Le fait que les enquêteurs de l'ONU se trouvaient en Syrie au moment de l'incident de l'arme chimique à Khan Sheikhoun en avril 2017 rend très douteux le fait qu'Assad aurait donné l'ordre d'utiliser du Sarin à ce moment-là. Le bon sens suggère qu'Assad aurait choisi un autre moment que celui-ci pour utiliser une arme interdite qu'il avait accepté de détruire et de ne jamais employer.
En outre, il mettrait en danger sa collaboration avec la Russie si cela se retournait contre lui en tant que criminel de guerre forçant la Russie à lui retirer leur soutien.
Tactiquement, en tant qu'ancien soldat, cela n'a aucun sens pour moi que quiconque cible intentionnellement des civils et des enfants, comme le laissent entendre les rapports des Casques blancs.
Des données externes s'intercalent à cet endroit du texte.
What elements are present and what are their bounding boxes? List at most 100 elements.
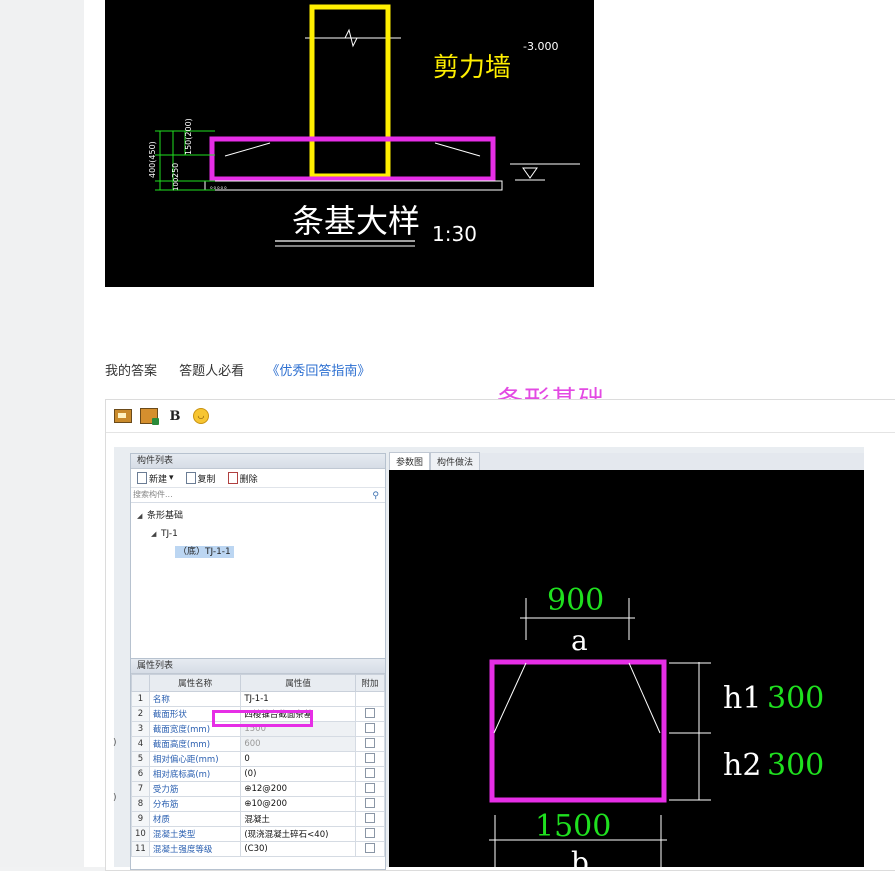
expand-icon[interactable]: ◢ (151, 525, 161, 543)
delete-button[interactable]: 删除 (227, 472, 258, 485)
answer-guide-link[interactable]: 《优秀回答指南》 (266, 364, 370, 379)
col-name-header: 属性名称 (148, 674, 242, 692)
bold-icon[interactable]: B (166, 407, 184, 425)
extra-checkbox[interactable] (365, 752, 375, 763)
property-name: 分布筋 (148, 796, 242, 812)
copy-button[interactable]: 复制 (185, 472, 216, 485)
property-value[interactable]: (C30) (240, 841, 356, 857)
tab-params[interactable]: 参数图 (389, 452, 431, 470)
shape-highlight-box (212, 710, 313, 727)
extra-checkbox[interactable] (365, 782, 375, 793)
h1-label: h1 (723, 681, 761, 716)
extra-checkbox[interactable] (365, 812, 375, 823)
property-list-panel: 属性列表 属性名称 属性值 附加 1 名称 TJ-1-1 2 截面形状 四棱锥台截面条基 3… (130, 658, 386, 870)
extra-checkbox[interactable] (365, 707, 375, 718)
tree-item-leaf[interactable]: （底）TJ-1-1 (131, 543, 385, 561)
extra-checkbox-cell (355, 811, 385, 827)
extra-checkbox[interactable] (365, 722, 375, 733)
property-name: 混凝土类型 (148, 826, 242, 842)
property-row[interactable]: 7 受力筋 ⊕12@200 (131, 781, 385, 797)
extra-checkbox-cell (355, 796, 385, 812)
col-extra-header: 附加 (355, 674, 385, 692)
row-number: 10 (131, 826, 150, 842)
left-gutter (0, 0, 84, 867)
dim-base: 100 (172, 178, 180, 191)
property-value[interactable]: 混凝土 (240, 811, 356, 827)
component-tree: ◢ 条形基础 ◢ TJ-1 （底）TJ-1-1 (131, 503, 385, 561)
extra-checkbox[interactable] (365, 842, 375, 853)
extra-checkbox-cell (355, 706, 385, 722)
property-row[interactable]: 1 名称 TJ-1-1 (131, 691, 385, 707)
dim-lower: 250 (171, 163, 180, 178)
wall-label: 剪力墙 (433, 53, 511, 83)
property-row[interactable]: 11 混凝土强度等级 (C30) (131, 841, 385, 857)
property-name: 截面高度(mm) (148, 736, 242, 752)
elevation-label: -3.000 (523, 40, 558, 53)
svg-text:。。。。。: 。。。。。 (210, 182, 231, 190)
search-icon[interactable]: ⚲ (372, 489, 379, 503)
tab-method[interactable]: 构件做法 (430, 452, 481, 470)
property-value[interactable]: 600 (240, 736, 356, 752)
extra-checkbox-cell (355, 841, 385, 857)
tree-item-child[interactable]: ◢ TJ-1 (131, 525, 385, 543)
property-row[interactable]: 5 相对偏心距(mm) 0 (131, 751, 385, 767)
image-icon[interactable] (114, 407, 132, 425)
footing-outline (209, 136, 496, 182)
property-row[interactable]: 9 材质 混凝土 (131, 811, 385, 827)
extra-checkbox[interactable] (365, 737, 375, 748)
my-answer-label: 我的答案 (105, 364, 158, 379)
expand-icon[interactable]: ◢ (137, 507, 147, 525)
top-width-label: a (571, 624, 588, 657)
property-name: 相对底标高(m) (148, 766, 242, 782)
extra-checkbox-cell (355, 721, 385, 737)
extra-checkbox-cell (355, 826, 385, 842)
new-doc-icon (137, 472, 147, 484)
property-row[interactable]: 4 截面高度(mm) 600 (131, 736, 385, 752)
property-row[interactable]: 8 分布筋 ⊕10@200 (131, 796, 385, 812)
new-button[interactable]: 新建 ▾ (137, 472, 174, 485)
property-row[interactable]: 6 相对底标高(m) (0) (131, 766, 385, 782)
component-list-title: 构件列表 (131, 454, 385, 469)
side-mark: ) (113, 793, 117, 803)
extra-checkbox[interactable] (365, 767, 375, 778)
image-upload-icon[interactable] (140, 407, 159, 425)
detail-scale: 1:30 (432, 222, 477, 246)
row-number: 2 (131, 706, 150, 722)
extra-checkbox[interactable] (365, 797, 375, 808)
property-value[interactable]: ⊕12@200 (240, 781, 356, 797)
row-number: 3 (131, 721, 150, 737)
col-value-header: 属性值 (240, 674, 356, 692)
editor-toolbar: B ◡ (106, 400, 895, 433)
property-name: 材质 (148, 811, 242, 827)
property-value[interactable]: TJ-1-1 (240, 691, 356, 707)
tree-item-root[interactable]: ◢ 条形基础 (131, 507, 385, 525)
dim-total: 400(450) (148, 141, 157, 178)
component-list-panel: 构件列表 新建 ▾ 复制 删除 搜索构件... ⚲ ◢ 条形基础 ◢ TJ-1 （底）… (130, 453, 386, 660)
row-number: 11 (131, 841, 150, 857)
extra-checkbox-cell (355, 751, 385, 767)
extra-checkbox-cell (355, 691, 385, 707)
extra-checkbox-cell (355, 736, 385, 752)
dim-upper: 150(200) (184, 118, 193, 155)
component-search-input[interactable]: 搜索构件... ⚲ (131, 488, 385, 503)
property-value[interactable]: (0) (240, 766, 356, 782)
right-tabs: 参数图 构件做法 (389, 452, 864, 470)
bottom-width-label: b (571, 846, 589, 867)
row-number: 9 (131, 811, 150, 827)
section-parameter-drawing: 900 a h1 300 h2 300 1500 b (389, 470, 864, 867)
property-value[interactable]: 0 (240, 751, 356, 767)
extra-checkbox[interactable] (365, 827, 375, 838)
h1-value: 300 (767, 681, 824, 716)
property-name: 名称 (148, 691, 242, 707)
property-list-title: 属性列表 (131, 659, 385, 674)
bottom-width-value: 1500 (535, 809, 611, 844)
property-row[interactable]: 10 混凝土类型 (现浇混凝土碎石<40) (131, 826, 385, 842)
detail-title: 条基大样 (292, 202, 420, 240)
emoji-icon[interactable]: ◡ (192, 407, 210, 425)
property-value[interactable]: ⊕10@200 (240, 796, 356, 812)
component-toolbar: 新建 ▾ 复制 删除 (131, 469, 385, 488)
property-value[interactable]: (现浇混凝土碎石<40) (240, 826, 356, 842)
row-number: 8 (131, 796, 150, 812)
copy-icon (185, 472, 196, 484)
property-name: 受力筋 (148, 781, 242, 797)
Une analyse convaincante de Gareth Porter suggère que la phosphine aurait pu être libérée par une munition aéroportée frappant un dépôt chimique, puisque les nuages et les victimes (bien que des organophosphates apparaissent à certains égards) ne semblent pas être similaires à ceux du MilSpec Sarin, en particulier la Sarine russe, qui a été bombardée comme le laisse entendre des groupes indépendants comme "bellingcat".
La crédibilité des Etats-Unis a été ébranlée par Colin Powell aux Nations Unies en 2003, accusant faussement Saddam Hussein d'avoir des laboratoires mobiles d'anthrax. Si on avance rapidement jusqu'en 2017 nous rencontrons Nikki Haley dans une situation inconfortablement similaire au Conseil de sécurité de l'ONU, appelant à une action contre un autre chef d'État non-occidental sur la base d'éléments de preuve faibles et non corroborés.
Aujourd'hui, le secrétaire Mattis a rajouté des arguments au cercle des sceptiques de la propagande sur les ADM en remettant rétroactivement en question la raison d'être d'une frappe des missiles de croisière étatsuniens.
Bien que cela n'enlève rien à l'horreur de ce qui s'est passé contre des civils innocents en Syrie, il est temps que les Etats-Unis cessent de tirer d'abord et de poser des questions ensuite.
* Ian Wilkie est un avocat international, ancien combattant de l'armée étatsunienne et ancien contractant pour la communauté du renseignement.